YAPE::Regex::Explain
The description given by re is a little low-level for some people;
well, most people. YAPE::Regex::Explain aims to put the explanation
at a much higher level; for instance,
% perl -MYAPE::Regex::Explain -e 'print
YAPE::Regex::Explain->new(qr/(?<=\W)|(?=\W)/)->explain'
will produce quite a verbose explanation of the regular expression like so:
----------------------------------------------------------------------
(?-imsx: group, but do not capture (case-sensitive)
(with ^ and $ matching normally) (with . not
matching \n) (matching whitespace and #
normally):
----------------------------------------------------------------------
(?<= look behind to see if there is:
----------------------------------------------------------------------
\W non-word characters (all but a-z, A-Z,
0-9, _)
----------------------------------------------------------------------
...
GraphViz::Regex
I find that one of the best ways to debug and understand a complex
procedure is to draw a picture. GraphViz::Regex uses the graphviz
visualization library to draw a state machine diagram for a given
regular expression:
use GraphViz::Regex;
my $regex = '(([abcd0-9])|(foo))';
my $graph = GraphViz::Regex->new($regex);
print $graph->as_png;
Regexp::Common
So much for explaining complicated regular expressions; what about
generating them? The Regexp::Common module aims to be a repository
for all kinds of commonly needed regular expressions, such as URIs,
balanced texts, domain names and IP addresses. The interface
is a little freaky, but it can hugely help to clarify complex regexps:
my $ts = qr/\d+:\d+:\d+\.\d+/;
$tcpdump =~ /$ts ($RE{net}{IPv4}) > ($RE{net}{IPv4}) : (tcp|udp) (\d+)/;
Text::Balanced
Finally, one particularly common family of things to match for are quoted,
parenthesised or tagged text.
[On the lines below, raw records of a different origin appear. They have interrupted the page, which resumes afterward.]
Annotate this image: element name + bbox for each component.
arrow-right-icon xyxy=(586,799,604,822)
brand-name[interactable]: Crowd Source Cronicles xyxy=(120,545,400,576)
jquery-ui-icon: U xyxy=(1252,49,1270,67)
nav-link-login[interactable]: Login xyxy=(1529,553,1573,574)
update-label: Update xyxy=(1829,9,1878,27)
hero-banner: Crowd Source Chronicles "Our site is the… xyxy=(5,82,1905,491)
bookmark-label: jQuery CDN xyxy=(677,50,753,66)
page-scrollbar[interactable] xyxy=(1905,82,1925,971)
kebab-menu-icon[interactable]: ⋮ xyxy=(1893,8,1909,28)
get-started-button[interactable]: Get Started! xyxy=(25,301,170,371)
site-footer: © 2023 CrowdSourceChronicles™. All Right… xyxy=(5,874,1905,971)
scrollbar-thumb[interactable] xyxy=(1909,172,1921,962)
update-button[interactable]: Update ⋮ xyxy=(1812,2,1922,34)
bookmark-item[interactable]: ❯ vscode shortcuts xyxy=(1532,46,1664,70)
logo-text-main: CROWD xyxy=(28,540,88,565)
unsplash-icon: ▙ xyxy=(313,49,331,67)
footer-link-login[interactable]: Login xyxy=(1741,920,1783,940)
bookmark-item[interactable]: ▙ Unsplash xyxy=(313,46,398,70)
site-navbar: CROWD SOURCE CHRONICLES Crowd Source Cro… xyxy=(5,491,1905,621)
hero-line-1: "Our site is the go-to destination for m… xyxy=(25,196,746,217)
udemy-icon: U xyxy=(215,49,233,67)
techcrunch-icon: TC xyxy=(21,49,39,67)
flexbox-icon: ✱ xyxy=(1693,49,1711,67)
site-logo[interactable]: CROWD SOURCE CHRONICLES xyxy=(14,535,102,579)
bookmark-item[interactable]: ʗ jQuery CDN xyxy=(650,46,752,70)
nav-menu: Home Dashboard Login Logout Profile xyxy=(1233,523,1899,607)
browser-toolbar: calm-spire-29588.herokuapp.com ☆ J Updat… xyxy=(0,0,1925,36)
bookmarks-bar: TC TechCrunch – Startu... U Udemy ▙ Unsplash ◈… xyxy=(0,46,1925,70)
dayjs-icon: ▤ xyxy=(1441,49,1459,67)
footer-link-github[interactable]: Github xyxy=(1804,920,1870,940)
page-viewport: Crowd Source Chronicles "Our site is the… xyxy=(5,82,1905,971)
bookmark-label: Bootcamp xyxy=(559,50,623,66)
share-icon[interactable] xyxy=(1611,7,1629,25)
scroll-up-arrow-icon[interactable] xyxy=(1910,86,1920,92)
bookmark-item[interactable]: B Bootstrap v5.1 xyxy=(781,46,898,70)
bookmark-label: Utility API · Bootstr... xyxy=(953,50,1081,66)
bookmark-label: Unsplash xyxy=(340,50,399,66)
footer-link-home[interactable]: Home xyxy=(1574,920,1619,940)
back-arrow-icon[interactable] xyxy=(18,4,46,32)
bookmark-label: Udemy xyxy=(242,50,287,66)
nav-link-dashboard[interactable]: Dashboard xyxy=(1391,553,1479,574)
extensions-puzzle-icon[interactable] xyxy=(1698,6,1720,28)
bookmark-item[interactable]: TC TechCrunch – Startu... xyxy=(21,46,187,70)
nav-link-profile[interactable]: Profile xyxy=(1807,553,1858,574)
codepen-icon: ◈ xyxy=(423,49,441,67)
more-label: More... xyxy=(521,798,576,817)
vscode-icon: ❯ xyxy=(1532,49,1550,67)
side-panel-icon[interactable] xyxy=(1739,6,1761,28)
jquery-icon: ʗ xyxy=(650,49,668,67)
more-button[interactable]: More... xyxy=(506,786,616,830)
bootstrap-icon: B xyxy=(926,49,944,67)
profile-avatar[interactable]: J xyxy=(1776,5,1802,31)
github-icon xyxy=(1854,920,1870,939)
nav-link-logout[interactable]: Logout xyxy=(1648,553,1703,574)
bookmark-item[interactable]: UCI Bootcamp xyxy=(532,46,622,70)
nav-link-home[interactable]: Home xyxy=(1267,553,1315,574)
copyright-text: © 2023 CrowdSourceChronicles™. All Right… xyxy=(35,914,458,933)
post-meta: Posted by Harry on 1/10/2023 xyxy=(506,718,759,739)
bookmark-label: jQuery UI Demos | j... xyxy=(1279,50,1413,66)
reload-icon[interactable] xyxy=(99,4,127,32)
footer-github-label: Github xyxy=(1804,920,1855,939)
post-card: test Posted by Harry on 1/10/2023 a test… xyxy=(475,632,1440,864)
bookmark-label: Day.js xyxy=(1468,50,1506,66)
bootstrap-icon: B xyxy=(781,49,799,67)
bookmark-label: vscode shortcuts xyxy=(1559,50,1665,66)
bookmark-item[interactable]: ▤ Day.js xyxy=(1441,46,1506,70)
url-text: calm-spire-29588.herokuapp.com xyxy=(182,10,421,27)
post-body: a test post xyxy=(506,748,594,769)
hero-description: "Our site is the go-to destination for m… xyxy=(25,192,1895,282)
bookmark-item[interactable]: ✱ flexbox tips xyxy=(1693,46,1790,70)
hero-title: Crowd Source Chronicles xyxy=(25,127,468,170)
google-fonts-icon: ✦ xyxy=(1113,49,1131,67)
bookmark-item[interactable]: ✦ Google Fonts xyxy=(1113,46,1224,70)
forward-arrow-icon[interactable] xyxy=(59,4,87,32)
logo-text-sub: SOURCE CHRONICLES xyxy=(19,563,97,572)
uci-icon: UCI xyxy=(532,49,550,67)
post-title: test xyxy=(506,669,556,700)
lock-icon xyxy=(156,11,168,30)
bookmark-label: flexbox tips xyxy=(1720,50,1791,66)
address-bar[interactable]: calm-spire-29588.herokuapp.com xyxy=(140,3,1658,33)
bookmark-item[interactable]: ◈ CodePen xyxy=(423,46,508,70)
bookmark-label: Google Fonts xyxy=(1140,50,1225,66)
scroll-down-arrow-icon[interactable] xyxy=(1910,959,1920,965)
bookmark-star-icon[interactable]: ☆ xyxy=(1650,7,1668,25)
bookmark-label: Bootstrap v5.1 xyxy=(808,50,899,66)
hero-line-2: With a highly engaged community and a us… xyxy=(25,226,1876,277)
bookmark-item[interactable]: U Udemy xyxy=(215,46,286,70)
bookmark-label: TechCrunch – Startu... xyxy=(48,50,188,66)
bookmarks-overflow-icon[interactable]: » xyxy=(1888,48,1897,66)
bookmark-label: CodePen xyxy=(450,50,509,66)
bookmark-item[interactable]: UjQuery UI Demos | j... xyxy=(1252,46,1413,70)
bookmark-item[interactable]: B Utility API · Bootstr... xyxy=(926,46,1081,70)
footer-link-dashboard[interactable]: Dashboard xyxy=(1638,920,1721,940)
Damian's Text::Balanced module helps
produce both regular expressions and subroutines to match and extract
balanced text sequences. For instance, we can create a regular
expression for matching double-quoted strings like so:
use Text::Balanced qw(gen_delimited_pat);
$pat = gen_delimited_pat(q{"})
# (?:\"(?:[^\\\"]*(?:\\.[^\\\"]*)*)\")
This pattern will match quoted text, but will also be aware of escape
sequences like \" and \\, and hence not break off in the middle of
"\"So\", he said, \"How about lunch?\""
Text::Balanced also contains routines for extracting tagged text,
finding balanced pairs of parentheses, and much more.
Summary
We've looked at some slightly more-complex features of regular expressions,
and shown how we can use these to slice and dice text with Perl. As these
regexes get more complicated, the need for tools to help us debug them
increases; and so we've looked also at re, YAPE and GraphViz::Regex.
Finally, the Regexp::Common and Text::Balanced modules help us create
complex regular expressions of our own.